Essen. . Essener Islamwissenschaftlerin Kaddor: “Wer für deutsche Muslime sprechen will, kann nicht zugleich Sprachrohr der türkischen Regierung sein.“
Vor über 34 Jahren wurde der türkisch-islamische Verband Ditib gegründet, um die Integration der Türken in Deutschland zu befördern. Doch inzwischen steht der Moscheeverband in der Kritik, weil er eher dazu beitrage, die Spaltung zwischen den türkischstämmigen Muslimen und der deutschen Mehrheitsgesellschaft zu vertiefen. Die Eröffnung der Ditib-Moschee in Köln-Ehrenfeld durch den türkischen Staatspräsidenten Recep Tayyip Erdogan habe dies erneut vor Augen geführt, sagte Lamya Kaddor (40), Islamwissenschaftlerin an der Uni Duisburg-Essen, im Gespräch mit Christopher Onkelbach.
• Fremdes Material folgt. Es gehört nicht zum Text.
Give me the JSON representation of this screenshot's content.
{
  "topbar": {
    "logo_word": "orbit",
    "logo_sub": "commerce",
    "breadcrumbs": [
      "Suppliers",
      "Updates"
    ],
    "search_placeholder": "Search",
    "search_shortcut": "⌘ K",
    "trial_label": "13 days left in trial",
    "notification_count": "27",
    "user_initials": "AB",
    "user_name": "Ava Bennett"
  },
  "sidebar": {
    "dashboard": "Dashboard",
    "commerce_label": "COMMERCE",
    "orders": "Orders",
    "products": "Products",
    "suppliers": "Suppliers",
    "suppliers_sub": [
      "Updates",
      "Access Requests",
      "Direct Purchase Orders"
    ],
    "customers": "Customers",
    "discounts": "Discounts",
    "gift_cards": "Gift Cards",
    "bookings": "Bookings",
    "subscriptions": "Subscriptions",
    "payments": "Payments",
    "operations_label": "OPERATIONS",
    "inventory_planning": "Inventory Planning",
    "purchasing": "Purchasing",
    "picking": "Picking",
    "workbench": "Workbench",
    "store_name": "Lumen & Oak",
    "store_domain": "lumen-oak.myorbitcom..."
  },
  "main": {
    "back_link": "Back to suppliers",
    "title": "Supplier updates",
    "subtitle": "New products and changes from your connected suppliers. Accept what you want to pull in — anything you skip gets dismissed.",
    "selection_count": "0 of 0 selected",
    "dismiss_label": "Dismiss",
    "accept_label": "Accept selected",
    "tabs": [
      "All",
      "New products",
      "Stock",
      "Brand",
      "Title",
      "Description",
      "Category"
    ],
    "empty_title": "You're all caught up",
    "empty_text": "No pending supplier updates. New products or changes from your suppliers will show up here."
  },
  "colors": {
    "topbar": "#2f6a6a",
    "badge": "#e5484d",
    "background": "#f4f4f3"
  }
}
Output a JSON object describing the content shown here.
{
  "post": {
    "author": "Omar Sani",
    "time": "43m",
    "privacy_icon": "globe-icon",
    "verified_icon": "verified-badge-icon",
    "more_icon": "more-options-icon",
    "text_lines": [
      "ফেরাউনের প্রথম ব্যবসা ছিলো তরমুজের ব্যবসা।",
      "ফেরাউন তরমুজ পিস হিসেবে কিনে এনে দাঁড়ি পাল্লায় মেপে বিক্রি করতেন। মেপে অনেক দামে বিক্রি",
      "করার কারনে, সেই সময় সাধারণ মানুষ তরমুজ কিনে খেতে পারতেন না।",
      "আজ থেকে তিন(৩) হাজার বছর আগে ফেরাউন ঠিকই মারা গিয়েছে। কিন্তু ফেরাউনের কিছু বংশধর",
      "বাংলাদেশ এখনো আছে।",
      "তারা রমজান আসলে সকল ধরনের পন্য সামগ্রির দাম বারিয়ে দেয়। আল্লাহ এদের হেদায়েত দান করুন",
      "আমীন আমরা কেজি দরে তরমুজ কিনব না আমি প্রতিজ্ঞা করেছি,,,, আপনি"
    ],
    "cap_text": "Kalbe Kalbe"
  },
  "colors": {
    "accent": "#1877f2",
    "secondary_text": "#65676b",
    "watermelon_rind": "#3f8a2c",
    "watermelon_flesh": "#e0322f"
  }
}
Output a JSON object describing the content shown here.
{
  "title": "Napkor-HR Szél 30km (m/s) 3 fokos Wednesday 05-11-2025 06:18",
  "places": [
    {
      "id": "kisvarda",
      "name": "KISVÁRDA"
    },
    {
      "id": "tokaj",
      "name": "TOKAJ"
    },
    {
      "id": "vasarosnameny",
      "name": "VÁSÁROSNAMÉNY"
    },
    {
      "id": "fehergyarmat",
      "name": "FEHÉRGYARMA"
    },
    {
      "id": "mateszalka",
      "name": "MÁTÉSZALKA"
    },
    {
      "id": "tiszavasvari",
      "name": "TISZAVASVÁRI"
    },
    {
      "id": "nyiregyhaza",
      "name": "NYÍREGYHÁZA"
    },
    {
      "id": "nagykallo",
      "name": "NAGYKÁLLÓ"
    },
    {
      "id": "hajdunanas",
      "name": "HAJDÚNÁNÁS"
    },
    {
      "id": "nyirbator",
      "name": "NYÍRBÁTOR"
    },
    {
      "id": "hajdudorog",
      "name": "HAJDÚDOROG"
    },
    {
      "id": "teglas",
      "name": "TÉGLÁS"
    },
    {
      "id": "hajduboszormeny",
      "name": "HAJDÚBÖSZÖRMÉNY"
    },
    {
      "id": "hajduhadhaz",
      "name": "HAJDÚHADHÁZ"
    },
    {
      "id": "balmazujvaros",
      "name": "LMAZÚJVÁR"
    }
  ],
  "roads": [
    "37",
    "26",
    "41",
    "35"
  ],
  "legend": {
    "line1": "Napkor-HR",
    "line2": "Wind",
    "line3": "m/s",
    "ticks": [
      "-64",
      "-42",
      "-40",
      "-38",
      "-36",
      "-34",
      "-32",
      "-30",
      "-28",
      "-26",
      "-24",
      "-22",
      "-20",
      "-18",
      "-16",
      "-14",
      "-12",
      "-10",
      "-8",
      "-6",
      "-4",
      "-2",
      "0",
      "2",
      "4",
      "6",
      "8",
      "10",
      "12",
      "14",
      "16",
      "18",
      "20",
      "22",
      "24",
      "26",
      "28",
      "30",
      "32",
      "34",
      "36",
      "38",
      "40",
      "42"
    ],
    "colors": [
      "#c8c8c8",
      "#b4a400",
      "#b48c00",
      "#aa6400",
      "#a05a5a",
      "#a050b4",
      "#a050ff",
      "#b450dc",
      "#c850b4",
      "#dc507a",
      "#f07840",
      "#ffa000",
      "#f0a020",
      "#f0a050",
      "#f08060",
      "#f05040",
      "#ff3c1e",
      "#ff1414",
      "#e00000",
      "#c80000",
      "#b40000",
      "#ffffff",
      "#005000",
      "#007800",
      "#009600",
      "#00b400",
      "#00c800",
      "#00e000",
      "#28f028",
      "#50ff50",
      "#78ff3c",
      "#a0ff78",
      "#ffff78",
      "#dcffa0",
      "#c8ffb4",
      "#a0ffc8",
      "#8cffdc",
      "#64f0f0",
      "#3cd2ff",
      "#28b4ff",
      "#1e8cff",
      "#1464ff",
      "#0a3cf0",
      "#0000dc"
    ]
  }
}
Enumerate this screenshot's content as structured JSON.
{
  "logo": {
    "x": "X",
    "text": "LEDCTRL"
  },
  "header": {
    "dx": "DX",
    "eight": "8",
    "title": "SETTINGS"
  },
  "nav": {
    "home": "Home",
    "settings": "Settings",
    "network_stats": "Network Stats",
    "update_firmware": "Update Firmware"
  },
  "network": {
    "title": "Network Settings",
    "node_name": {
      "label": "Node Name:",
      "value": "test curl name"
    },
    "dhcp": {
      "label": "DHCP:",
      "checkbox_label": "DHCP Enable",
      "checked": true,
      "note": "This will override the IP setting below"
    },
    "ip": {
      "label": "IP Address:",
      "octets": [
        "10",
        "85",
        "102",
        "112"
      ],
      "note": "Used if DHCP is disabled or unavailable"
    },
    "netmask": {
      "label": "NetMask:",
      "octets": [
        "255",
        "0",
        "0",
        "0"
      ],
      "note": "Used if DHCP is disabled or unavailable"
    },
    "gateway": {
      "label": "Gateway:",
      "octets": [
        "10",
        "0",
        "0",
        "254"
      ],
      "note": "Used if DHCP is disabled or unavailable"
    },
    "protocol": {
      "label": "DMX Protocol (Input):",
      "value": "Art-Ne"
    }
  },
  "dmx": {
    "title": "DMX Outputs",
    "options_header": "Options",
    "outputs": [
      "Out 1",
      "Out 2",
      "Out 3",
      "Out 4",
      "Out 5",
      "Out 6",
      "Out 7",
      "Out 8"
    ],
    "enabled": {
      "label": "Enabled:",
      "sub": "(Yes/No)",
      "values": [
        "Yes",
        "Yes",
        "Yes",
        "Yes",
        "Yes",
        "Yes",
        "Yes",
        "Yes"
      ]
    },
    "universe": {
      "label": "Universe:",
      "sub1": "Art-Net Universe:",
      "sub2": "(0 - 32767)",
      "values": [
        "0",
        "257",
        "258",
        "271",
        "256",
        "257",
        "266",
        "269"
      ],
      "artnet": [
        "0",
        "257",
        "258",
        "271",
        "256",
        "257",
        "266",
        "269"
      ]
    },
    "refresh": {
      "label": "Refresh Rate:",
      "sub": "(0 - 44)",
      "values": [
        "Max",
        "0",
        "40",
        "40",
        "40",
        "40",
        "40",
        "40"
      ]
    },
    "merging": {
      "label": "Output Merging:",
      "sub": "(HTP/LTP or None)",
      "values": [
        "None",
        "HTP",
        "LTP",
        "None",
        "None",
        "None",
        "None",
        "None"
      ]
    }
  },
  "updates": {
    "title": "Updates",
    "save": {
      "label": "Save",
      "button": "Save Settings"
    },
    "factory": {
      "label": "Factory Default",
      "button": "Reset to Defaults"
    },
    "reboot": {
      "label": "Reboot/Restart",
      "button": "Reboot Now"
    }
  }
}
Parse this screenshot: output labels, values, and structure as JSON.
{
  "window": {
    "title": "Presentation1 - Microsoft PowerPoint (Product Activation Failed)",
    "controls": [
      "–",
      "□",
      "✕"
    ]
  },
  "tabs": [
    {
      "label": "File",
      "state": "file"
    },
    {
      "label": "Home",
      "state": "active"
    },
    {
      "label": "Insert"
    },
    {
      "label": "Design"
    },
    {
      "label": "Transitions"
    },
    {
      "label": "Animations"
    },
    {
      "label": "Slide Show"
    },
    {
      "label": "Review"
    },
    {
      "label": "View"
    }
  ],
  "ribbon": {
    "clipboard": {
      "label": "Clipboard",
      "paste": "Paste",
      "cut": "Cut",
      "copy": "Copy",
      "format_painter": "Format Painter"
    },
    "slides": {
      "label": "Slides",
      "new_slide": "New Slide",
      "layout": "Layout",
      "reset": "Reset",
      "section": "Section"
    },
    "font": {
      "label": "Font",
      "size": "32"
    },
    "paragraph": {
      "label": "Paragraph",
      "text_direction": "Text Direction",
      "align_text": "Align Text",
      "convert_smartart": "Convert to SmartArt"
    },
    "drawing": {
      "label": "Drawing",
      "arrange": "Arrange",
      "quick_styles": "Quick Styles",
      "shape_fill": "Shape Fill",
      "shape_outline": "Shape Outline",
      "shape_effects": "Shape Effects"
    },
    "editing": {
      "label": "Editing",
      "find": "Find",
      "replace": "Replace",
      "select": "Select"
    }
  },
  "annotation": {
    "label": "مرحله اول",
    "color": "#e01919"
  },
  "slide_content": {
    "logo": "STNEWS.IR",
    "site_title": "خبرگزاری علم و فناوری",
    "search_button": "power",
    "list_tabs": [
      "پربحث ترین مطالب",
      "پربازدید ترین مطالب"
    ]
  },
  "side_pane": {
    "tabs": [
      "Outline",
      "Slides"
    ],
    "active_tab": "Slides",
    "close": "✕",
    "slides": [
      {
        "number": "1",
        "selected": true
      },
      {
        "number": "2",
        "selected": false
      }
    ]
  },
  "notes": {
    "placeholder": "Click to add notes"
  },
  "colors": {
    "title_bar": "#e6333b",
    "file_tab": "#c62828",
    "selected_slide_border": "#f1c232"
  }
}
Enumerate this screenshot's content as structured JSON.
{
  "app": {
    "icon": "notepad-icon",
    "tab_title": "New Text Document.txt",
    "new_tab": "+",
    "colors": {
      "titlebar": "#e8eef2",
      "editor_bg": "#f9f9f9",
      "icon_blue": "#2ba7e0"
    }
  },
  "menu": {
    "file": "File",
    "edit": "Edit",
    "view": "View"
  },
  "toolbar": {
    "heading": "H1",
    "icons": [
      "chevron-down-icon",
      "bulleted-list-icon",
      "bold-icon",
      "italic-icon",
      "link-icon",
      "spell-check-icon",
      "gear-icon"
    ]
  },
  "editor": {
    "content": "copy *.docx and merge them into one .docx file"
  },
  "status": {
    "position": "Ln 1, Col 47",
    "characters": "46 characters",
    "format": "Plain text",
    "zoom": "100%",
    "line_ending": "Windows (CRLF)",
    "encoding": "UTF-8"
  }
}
Frau Kaddor, die Forderung nach einer Überwachung der Ditib wird lauter. Ist das sinnvoll?
Kaddor: Dafür spricht die türkisch-nationalistische Ausrichtung der Ditib-Zentrale, die immer offensichtlicher wird. Wenn nur Vertreter der türkischen Regierung an der Moschee-Eröffnung teilnehmen, ist das ein verheerendes Zeichen für das Zusammenleben. Auch der Verdacht der Bespitzelung von in Deutschland lebenden Oppositionellen spricht dafür.
Welche Argumente sprechen dagegen?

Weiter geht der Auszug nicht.